Second, most of the authors who study the role of communication technology in politics focus exclusively on the public Internet. Each of these texts does a good job of narrowing their area of interest with literature reviews of 'deliberative democracy' debates and justifying their focus on the public Internet. Only Wilhelm addresses the social role of other technologies, intranets, and private databases, even though these are related to how the public Internet is used by both consumers and producers. They have important roles in the organization of political parties and candidate teams, and anyone interested in the role of technology in deliberation should be concerned with how these technologies affect both personal privacy and institutional transparency. At the very least, the authors should have justified their exclusive interest in the Internet.
Third, implicit in the analytical frames of all three texts is the idea that media access will have an additive effect. In other words, nonvoters with televisions, radios, and VCRs who simply add an Internet connection to their household are not likely to be more politically active because the Internet, despite its peculiarities, is really just another one media. However, people do not exclusively read newspapers, watch TV or sit down to use the Internet. People do supplement their media consumption with primary and secondary sources, and it may be that adding the Internet to a household compliments a family's informal research requirements in a way that simply adding the TV to the household of the 1950s did not. The interaction of media types may actually make a more informed and enthusiastic voter. This may be true because people are more likely to avail themselves of a research tool with a self-directed inquiry and because people may be more trusting of information from a website. Explicitly testing for these kinds of interaction effects should have been a research priority.
Finally, these studies reflect the unfortunate trend in political science to jump right into new fields of inquiry with quantitative analysis. Although all the studies used several methods, rarely were these qualitative methods. As a result, their subject has been the average voter and the average politician. Politics is conducted by many kinds of people and organizations, and detailed ethnographic study and cross case comparison of modern activists, lobbyists, or particular campaigns might find improvements in the quality of political discourse. Its one thing to try to count more voters, another to assess better voters. A better voter is more informed, more motivated to actually participate, and has a contagious effect in activating their peers through engaging political debate. What if these communication technologies improve democracy by introducing new ways for citizens to relate their preferences to political leaders? Theories in social science tend to come from rich, detailed investigation, and only later get tested on simplified, aggregated data. This subject of inquiry is still at the stage where we can learn most from detailed ethnography and participant observation.

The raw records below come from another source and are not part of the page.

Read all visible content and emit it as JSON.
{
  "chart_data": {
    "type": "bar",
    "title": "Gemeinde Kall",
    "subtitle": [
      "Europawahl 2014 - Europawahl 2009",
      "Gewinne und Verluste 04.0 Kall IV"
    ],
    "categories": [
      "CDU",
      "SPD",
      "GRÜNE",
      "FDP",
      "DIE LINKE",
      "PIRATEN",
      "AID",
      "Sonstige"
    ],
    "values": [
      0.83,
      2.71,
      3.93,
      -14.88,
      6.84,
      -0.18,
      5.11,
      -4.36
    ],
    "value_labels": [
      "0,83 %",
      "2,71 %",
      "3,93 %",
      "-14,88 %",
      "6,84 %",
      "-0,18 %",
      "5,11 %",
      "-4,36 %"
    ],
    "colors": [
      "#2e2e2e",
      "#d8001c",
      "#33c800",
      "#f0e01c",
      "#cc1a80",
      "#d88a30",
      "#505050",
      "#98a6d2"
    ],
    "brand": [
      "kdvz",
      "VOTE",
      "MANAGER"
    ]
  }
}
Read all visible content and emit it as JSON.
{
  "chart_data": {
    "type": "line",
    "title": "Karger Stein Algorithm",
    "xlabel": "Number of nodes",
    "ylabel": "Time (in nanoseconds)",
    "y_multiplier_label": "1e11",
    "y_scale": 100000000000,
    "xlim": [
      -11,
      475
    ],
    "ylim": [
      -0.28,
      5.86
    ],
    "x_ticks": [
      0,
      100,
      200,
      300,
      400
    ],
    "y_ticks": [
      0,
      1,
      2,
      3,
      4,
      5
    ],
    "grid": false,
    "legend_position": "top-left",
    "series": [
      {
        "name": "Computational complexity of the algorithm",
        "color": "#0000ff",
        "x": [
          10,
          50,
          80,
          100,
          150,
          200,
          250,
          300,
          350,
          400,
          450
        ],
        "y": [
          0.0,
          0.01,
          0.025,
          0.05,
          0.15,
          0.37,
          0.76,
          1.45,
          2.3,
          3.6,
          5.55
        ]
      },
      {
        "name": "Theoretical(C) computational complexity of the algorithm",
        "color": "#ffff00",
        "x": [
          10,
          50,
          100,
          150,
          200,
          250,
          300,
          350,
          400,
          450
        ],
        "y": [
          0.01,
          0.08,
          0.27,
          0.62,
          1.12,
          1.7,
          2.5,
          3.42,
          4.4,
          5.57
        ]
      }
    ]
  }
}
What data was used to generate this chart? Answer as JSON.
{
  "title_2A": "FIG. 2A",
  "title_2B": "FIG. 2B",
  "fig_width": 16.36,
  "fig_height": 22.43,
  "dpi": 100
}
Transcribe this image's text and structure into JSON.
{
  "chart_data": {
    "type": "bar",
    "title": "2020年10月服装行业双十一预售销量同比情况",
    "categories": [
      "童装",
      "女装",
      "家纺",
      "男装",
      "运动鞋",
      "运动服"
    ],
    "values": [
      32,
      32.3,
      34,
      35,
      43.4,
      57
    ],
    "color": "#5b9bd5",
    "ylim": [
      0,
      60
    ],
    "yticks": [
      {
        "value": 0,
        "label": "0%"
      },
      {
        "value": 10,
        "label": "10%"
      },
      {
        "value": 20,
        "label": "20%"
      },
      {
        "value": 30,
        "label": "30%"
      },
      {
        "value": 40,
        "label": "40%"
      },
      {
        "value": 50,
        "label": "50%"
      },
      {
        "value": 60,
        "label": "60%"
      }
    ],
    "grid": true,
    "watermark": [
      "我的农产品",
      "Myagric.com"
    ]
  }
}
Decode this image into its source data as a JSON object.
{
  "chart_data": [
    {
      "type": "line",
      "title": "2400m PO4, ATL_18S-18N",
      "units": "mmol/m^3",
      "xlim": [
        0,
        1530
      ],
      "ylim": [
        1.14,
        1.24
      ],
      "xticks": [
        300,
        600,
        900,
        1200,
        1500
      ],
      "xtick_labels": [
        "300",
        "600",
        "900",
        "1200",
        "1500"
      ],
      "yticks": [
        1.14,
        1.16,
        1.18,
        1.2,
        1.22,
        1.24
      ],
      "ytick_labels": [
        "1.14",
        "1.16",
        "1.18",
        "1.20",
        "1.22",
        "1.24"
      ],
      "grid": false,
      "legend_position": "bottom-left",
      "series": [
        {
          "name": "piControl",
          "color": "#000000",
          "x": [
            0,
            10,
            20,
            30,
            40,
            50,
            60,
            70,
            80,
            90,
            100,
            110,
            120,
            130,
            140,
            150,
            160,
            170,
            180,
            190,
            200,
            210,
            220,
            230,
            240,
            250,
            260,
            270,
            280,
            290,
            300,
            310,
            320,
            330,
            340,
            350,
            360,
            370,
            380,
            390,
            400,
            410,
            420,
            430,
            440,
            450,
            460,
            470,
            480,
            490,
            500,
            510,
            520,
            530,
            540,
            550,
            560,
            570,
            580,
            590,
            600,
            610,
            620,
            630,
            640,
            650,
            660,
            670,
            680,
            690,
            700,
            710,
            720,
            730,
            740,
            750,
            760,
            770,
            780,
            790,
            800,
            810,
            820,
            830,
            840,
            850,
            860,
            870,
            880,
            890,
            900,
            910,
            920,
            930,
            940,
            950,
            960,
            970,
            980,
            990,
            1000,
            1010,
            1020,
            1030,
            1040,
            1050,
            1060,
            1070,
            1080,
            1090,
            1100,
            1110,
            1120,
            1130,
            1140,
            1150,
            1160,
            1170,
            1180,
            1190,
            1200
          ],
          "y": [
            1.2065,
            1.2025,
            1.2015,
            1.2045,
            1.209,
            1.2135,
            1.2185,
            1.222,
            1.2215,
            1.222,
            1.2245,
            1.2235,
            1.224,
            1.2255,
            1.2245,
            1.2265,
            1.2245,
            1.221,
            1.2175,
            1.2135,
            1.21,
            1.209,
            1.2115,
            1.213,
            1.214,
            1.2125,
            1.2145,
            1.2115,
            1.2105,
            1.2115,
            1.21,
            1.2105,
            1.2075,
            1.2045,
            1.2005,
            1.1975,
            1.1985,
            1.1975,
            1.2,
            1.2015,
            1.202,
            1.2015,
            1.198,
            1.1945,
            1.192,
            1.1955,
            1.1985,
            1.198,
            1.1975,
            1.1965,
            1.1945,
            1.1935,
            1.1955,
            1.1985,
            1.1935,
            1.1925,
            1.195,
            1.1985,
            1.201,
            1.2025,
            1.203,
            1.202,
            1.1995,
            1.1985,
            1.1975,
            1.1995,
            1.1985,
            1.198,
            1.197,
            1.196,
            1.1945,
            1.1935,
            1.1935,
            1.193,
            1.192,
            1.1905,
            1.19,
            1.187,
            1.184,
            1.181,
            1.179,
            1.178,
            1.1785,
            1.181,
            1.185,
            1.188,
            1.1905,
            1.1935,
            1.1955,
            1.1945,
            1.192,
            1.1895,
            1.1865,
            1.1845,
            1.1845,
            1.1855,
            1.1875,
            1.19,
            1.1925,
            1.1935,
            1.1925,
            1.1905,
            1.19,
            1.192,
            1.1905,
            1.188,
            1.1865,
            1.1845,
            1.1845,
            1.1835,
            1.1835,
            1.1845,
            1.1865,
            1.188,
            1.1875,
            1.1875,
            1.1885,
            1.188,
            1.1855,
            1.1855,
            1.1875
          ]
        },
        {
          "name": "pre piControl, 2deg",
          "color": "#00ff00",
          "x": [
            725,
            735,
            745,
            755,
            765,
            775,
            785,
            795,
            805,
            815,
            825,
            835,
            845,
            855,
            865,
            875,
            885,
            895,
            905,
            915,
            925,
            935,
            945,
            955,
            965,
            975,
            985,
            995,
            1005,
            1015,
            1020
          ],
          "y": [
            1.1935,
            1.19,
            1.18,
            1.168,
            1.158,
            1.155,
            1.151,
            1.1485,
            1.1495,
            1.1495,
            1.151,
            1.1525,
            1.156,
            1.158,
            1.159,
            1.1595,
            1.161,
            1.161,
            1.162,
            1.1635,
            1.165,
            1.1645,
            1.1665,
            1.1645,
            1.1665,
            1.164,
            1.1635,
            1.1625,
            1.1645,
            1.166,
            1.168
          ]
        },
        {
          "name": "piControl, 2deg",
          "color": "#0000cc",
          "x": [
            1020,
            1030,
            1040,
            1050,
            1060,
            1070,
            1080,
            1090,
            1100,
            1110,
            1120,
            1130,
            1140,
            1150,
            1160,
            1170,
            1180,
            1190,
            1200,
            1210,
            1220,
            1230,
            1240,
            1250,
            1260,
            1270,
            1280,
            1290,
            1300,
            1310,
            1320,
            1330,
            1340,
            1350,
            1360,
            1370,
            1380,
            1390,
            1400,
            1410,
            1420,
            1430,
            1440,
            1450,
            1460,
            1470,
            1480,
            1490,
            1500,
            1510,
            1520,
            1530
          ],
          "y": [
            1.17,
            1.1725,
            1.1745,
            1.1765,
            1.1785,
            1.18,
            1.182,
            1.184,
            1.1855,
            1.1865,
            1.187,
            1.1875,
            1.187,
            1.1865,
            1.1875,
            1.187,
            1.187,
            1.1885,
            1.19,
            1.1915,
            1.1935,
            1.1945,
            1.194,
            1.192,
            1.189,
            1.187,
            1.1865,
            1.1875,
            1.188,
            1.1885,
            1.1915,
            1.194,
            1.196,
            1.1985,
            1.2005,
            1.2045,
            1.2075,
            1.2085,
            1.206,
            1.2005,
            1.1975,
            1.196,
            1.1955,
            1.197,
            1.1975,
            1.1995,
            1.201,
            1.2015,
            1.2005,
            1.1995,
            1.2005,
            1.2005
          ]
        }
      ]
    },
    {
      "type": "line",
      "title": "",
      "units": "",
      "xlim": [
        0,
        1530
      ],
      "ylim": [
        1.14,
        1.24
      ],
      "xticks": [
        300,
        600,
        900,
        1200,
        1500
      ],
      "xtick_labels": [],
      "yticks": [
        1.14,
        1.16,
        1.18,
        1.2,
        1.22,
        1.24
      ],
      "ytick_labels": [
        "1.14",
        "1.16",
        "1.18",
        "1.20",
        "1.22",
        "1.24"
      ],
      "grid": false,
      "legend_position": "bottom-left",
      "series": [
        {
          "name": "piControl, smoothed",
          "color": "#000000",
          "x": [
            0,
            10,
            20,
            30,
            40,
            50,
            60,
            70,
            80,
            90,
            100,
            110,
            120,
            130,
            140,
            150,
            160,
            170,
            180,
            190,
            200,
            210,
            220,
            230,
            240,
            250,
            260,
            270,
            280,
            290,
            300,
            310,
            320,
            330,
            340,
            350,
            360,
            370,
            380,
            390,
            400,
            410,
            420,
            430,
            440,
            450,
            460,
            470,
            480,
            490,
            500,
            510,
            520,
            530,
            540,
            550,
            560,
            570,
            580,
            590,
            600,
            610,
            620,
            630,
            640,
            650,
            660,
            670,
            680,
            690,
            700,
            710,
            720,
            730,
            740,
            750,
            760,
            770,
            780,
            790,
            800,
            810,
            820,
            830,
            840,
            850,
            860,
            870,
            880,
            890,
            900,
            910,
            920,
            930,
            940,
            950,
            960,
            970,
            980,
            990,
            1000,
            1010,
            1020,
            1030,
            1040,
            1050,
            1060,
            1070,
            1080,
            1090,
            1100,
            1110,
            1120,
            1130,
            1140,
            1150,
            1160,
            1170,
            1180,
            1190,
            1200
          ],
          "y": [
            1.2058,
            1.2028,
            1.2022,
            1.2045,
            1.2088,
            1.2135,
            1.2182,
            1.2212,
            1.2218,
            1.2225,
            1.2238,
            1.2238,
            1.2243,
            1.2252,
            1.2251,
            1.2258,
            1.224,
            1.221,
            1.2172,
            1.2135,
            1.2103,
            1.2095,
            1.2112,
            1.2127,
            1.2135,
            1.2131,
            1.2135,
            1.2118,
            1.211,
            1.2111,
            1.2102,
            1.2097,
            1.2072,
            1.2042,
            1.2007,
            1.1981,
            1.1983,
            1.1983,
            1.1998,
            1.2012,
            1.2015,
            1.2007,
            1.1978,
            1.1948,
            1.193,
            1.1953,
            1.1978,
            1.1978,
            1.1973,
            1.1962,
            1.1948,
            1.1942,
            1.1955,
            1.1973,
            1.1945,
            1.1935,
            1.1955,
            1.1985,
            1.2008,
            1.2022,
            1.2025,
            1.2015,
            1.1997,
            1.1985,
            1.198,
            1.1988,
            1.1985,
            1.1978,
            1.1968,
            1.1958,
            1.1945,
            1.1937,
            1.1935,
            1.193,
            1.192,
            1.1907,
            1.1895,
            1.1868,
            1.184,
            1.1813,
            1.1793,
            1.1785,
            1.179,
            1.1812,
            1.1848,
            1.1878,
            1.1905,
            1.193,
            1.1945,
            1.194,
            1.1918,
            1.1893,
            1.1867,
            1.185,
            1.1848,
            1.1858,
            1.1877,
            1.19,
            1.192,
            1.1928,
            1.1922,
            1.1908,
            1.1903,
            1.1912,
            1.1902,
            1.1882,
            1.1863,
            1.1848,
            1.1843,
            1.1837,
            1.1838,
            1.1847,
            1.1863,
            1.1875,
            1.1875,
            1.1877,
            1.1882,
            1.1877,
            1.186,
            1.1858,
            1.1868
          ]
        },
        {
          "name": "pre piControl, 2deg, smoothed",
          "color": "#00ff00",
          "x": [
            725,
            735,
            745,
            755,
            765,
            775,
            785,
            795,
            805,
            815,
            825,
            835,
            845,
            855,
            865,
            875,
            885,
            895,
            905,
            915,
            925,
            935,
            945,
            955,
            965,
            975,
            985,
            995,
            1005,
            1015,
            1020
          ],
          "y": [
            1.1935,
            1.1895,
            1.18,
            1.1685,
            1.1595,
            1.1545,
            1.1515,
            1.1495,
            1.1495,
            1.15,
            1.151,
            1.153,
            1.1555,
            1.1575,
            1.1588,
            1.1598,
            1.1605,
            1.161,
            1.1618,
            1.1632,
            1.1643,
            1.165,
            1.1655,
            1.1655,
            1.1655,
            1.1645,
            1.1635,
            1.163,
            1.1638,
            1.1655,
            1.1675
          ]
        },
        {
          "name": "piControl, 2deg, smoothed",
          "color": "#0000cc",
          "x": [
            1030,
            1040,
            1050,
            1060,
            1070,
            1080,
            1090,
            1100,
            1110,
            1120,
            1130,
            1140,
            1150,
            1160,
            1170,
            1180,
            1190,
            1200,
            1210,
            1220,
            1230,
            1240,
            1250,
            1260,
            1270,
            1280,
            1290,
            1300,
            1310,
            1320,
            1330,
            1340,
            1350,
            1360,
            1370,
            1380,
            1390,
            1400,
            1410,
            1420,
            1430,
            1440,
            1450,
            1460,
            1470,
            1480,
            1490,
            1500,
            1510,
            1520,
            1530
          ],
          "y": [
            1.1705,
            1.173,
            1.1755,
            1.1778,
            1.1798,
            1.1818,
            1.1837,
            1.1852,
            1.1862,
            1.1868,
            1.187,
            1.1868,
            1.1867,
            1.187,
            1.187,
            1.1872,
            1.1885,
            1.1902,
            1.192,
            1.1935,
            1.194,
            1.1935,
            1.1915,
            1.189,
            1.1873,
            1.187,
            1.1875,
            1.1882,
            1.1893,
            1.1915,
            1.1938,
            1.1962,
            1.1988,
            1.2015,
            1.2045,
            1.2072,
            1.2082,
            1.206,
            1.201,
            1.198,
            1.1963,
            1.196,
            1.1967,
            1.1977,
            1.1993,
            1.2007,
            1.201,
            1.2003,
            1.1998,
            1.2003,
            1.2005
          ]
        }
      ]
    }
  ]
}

Clearly this literature is maturing, as the books coming out today are not edited collections but single-authored, comprehensively researched books with well developed arguments. These three texts compliment each other: Wilhelm for great conceptual tools, Kamarck & Nye for statistical analysis, and Davis for historical perspective. But when these authors tackled the question of whether communication technology improves the quality and quantity of political discourse, should their answer have been simply 'no'? Shouldn't their answer have been 'not yet'?